Tuesday, November 8, 2011

That feeling...Part II

The second phase is the worst. It is here that you start thinking of the moments lost in life; the occasions that demanded celebration, but for the preoccupation of a healthy myopic mind. Life suddenly assumes meaning. I nourished no thoughts of my office in it. Not even in the remotest corner. Work had no place. I even started hallucinating about myself in a dystopian world. Then realised, it was not imagination. Just that I was thinking about myself in such a long-long time that it all seemed surreal.
I continued with my feeble attempts at diversions. Nurturing a thought here and there. Surprisingly, the only dream I remember having was about a colleague whom I had rarely spoken beyond an occasional greeting. Maybe it had something to do with the fact that he had resigned just recently and seemed happy. He was free. I also wanted to be free. To escape the pain that I was in.
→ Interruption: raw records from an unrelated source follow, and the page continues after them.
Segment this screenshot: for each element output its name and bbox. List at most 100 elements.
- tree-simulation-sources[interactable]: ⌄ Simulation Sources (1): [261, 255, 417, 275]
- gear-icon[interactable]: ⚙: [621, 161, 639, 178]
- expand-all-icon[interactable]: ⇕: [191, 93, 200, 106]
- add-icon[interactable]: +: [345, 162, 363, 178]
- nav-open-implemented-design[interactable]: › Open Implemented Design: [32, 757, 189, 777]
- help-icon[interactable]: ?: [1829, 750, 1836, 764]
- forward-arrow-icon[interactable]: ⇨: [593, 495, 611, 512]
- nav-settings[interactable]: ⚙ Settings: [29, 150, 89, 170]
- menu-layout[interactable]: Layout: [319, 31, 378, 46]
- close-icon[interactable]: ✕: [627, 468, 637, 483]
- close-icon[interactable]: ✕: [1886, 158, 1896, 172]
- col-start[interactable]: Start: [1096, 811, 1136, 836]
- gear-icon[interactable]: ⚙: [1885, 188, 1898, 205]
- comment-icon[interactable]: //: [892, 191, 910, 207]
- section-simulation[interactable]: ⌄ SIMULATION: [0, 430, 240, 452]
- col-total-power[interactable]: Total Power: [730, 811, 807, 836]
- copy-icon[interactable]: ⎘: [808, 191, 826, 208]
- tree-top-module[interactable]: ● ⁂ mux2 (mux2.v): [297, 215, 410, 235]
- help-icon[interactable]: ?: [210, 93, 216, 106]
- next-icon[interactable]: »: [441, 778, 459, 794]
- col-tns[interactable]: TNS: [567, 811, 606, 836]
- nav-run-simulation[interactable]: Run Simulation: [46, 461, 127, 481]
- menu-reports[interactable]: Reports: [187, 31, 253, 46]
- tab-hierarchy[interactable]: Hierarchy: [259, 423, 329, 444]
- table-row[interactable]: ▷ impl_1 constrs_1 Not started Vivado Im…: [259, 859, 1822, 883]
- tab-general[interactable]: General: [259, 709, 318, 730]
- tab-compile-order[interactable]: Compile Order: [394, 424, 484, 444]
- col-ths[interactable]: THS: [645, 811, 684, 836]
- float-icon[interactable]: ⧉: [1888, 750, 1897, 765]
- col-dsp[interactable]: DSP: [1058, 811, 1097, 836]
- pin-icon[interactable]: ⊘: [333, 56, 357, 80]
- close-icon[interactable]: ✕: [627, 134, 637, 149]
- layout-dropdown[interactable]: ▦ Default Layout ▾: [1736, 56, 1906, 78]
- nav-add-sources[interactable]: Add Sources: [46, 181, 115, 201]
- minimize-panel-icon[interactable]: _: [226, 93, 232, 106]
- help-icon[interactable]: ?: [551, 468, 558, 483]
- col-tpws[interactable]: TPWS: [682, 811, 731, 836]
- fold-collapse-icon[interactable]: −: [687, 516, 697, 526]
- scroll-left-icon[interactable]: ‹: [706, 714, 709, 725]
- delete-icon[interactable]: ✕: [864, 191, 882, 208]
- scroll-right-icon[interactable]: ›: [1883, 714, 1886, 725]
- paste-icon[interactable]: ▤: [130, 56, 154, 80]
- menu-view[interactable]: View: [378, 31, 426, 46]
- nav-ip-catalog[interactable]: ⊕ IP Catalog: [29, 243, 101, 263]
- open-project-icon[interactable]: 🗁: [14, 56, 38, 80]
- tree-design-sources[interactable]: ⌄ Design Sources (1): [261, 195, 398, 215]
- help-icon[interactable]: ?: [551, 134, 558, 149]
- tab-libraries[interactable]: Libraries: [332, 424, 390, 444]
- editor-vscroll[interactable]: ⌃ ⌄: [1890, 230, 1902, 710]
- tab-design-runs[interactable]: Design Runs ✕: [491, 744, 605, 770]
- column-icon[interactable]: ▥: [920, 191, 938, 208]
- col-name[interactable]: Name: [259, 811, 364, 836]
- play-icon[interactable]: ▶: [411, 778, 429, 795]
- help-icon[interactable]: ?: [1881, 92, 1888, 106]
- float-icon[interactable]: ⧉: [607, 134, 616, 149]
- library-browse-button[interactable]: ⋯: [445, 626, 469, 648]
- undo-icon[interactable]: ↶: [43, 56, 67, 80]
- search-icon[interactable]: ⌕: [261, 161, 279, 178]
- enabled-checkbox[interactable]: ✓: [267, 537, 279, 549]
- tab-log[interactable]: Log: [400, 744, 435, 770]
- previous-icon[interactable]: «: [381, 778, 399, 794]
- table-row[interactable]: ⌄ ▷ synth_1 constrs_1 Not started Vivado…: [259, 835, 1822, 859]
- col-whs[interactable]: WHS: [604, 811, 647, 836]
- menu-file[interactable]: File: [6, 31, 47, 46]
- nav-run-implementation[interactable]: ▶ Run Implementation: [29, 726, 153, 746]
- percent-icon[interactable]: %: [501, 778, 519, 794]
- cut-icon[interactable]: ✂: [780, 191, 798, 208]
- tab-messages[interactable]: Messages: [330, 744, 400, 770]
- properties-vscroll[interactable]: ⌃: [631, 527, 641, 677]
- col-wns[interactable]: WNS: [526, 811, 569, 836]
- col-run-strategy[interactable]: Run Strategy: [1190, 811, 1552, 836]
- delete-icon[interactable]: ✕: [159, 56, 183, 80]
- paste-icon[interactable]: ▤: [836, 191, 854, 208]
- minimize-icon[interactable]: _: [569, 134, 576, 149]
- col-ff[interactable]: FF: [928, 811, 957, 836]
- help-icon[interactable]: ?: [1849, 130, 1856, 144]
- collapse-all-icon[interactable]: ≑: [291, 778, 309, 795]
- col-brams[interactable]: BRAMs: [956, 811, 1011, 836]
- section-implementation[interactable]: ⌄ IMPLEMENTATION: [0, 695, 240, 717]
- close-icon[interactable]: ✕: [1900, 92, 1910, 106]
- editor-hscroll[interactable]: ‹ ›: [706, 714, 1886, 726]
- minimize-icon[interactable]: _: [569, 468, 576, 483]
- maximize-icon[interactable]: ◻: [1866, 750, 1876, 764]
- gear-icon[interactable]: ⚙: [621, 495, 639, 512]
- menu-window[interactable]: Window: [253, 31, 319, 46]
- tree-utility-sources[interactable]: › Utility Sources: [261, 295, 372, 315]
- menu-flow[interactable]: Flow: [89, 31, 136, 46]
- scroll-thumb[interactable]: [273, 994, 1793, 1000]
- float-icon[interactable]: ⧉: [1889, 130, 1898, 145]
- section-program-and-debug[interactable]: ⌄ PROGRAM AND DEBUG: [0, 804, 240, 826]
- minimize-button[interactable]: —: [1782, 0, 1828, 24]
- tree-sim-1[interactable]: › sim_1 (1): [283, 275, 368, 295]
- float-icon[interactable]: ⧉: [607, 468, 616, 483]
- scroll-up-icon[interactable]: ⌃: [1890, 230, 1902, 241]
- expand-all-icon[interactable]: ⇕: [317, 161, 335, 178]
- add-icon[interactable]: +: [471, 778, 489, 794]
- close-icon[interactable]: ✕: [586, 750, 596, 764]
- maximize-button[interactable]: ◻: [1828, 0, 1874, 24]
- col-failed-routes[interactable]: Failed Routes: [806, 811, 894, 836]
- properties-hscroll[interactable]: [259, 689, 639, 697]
But, pain as I realised much to my dismay and helplessness, was slowly taking over. It is a feeling that hurts the mind more than it attacks the body. In the middle of the night a burning sensation flirted with my eyes. I went up to the bathroom and looked at the bloodshot eyes staring back at me.
For anyone in fever, using an icepack is the ultimate loss in the psychological battle. I stole another glance at myself and decided it was better to lose, for now. The icepack was a nice feeling. It caressed my forehead like a woman running her manicured hands through her beau's hair. I started to entertain a momentary illusion that icepack was the cure for my bruised ego and shattered health. The virus with its half-life had taken over my biological system. The gladiator in me was kicked out of its senses and hanged upside down.
Fighting the rising body warmth with a cool pack came with its consequences. I realised I was shivering even at the lowest speed of the ceiling fan, which was protesting against the terribly slow grind, by grunting and puffing over my head.
After an entire night's labour - changing the pack, boiling water before drinking and fighting the gooseberries - the fever subsided on an early morning, 72 hours after it had, crept into my body. It was gone in a jiffy, just the way it had arrived in the first place.
I realised this when I didn’t have to pop a Paracetamol tablet for the first time in 3 days. Eleven tabs had found themselves teaming up with my immune system in the days of my suffering. One after the other, every four hours; like ants lined up to perform their part in the scheme of 'greater good'.
It would be another 72 hours before I would be able to trust my legs to carry me throughout the day. But, with the free-agent gone, I felt liberated. I was hoping again. It seemed nature had replaced all my organs with new ones. Just like a spell of rain cleans the dirt off trees and buildings and makes everything look new and smell fresh. That feeling. Ah! What freedom to be relieved of pain.